2003’ten bu yana bölgede işlenen cinayetler, insanlık suçları ve bunlara seyirci kalmalar, bunların hiçbir mazereti olamaz. UCM’nin kararını şu veya bu nedenle beğenmeyebiliriz. Olayın arka planında Çin – ABD çekişmesini dikkate alabiliriz. Ama bunların hiç birisi Darfur’daki kardeşlerimizin, Sudan milliyetçileri olan Cancavidlerin ve onlara destek veren Sudan hükümet yetkililerinin masum olduğu anlamına gelmez.

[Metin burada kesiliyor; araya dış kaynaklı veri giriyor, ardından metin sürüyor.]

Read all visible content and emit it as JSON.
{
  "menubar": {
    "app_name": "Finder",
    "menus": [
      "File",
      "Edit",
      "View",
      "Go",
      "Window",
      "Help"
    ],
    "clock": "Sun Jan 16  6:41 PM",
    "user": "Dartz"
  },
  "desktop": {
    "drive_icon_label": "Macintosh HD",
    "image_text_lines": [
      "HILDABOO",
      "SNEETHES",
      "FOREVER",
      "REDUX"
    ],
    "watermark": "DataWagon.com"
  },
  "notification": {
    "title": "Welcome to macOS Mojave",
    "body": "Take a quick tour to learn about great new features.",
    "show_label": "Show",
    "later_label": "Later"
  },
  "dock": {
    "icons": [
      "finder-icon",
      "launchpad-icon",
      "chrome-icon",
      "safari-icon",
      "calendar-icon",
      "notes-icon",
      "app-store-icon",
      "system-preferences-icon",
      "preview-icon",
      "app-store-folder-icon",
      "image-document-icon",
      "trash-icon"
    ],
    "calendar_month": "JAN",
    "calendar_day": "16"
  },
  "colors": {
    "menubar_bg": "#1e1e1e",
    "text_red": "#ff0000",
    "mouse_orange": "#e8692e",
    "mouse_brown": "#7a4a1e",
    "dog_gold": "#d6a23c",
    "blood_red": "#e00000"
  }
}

İzninizle Sudan ve Darfur’la ilgili ifadelerimi biraz daha muhasebe ve murakabeye yönelik olarak anlatmaya çalışacağım. Nic Robertson gazeteci, Irak, Afganistan, Bosna, Somali, Rwanda, Gazze gibi kriz ve savaşın yaşandığı diyarları dolaşmış, yaşamış birisi Yasemin Çongar’ın ifadesiyle… Adı geçen gazeteci Sudan’lı bir askerle konuşuyor. Asker, 2002 yılında orduya alınmış. Kısa bir eğitim aldıktan sınıra “vatani görev” için cepheye sürülmüş. Ancak kısa bir süre sonra yaptığı işin vatani görevle ilgisinin olmadığını da anlamış. Zira sevkedildiği, çatışmaya gönderildiği yer kendi ülkesinin insanlarının bulunduğu yer. Askerin kendi ifadesiyle : “köyleri gidip ateşe verirdik. Subayların emirleri buydu. Kaçanları vururduk. Emirlere uymazsak, birliğin arka saflarındaki subaylar bizi vururdu’’ diyor. Ve yaptıklarının en kötüsünün de küçük kız çocuklarına tecavüze zorlanması olduğunu belirtiyor. Ve bunun bir devlet emri olduğunu da ifade ediyor. ( Yasemin Çongar Taraf 06.03.2009 )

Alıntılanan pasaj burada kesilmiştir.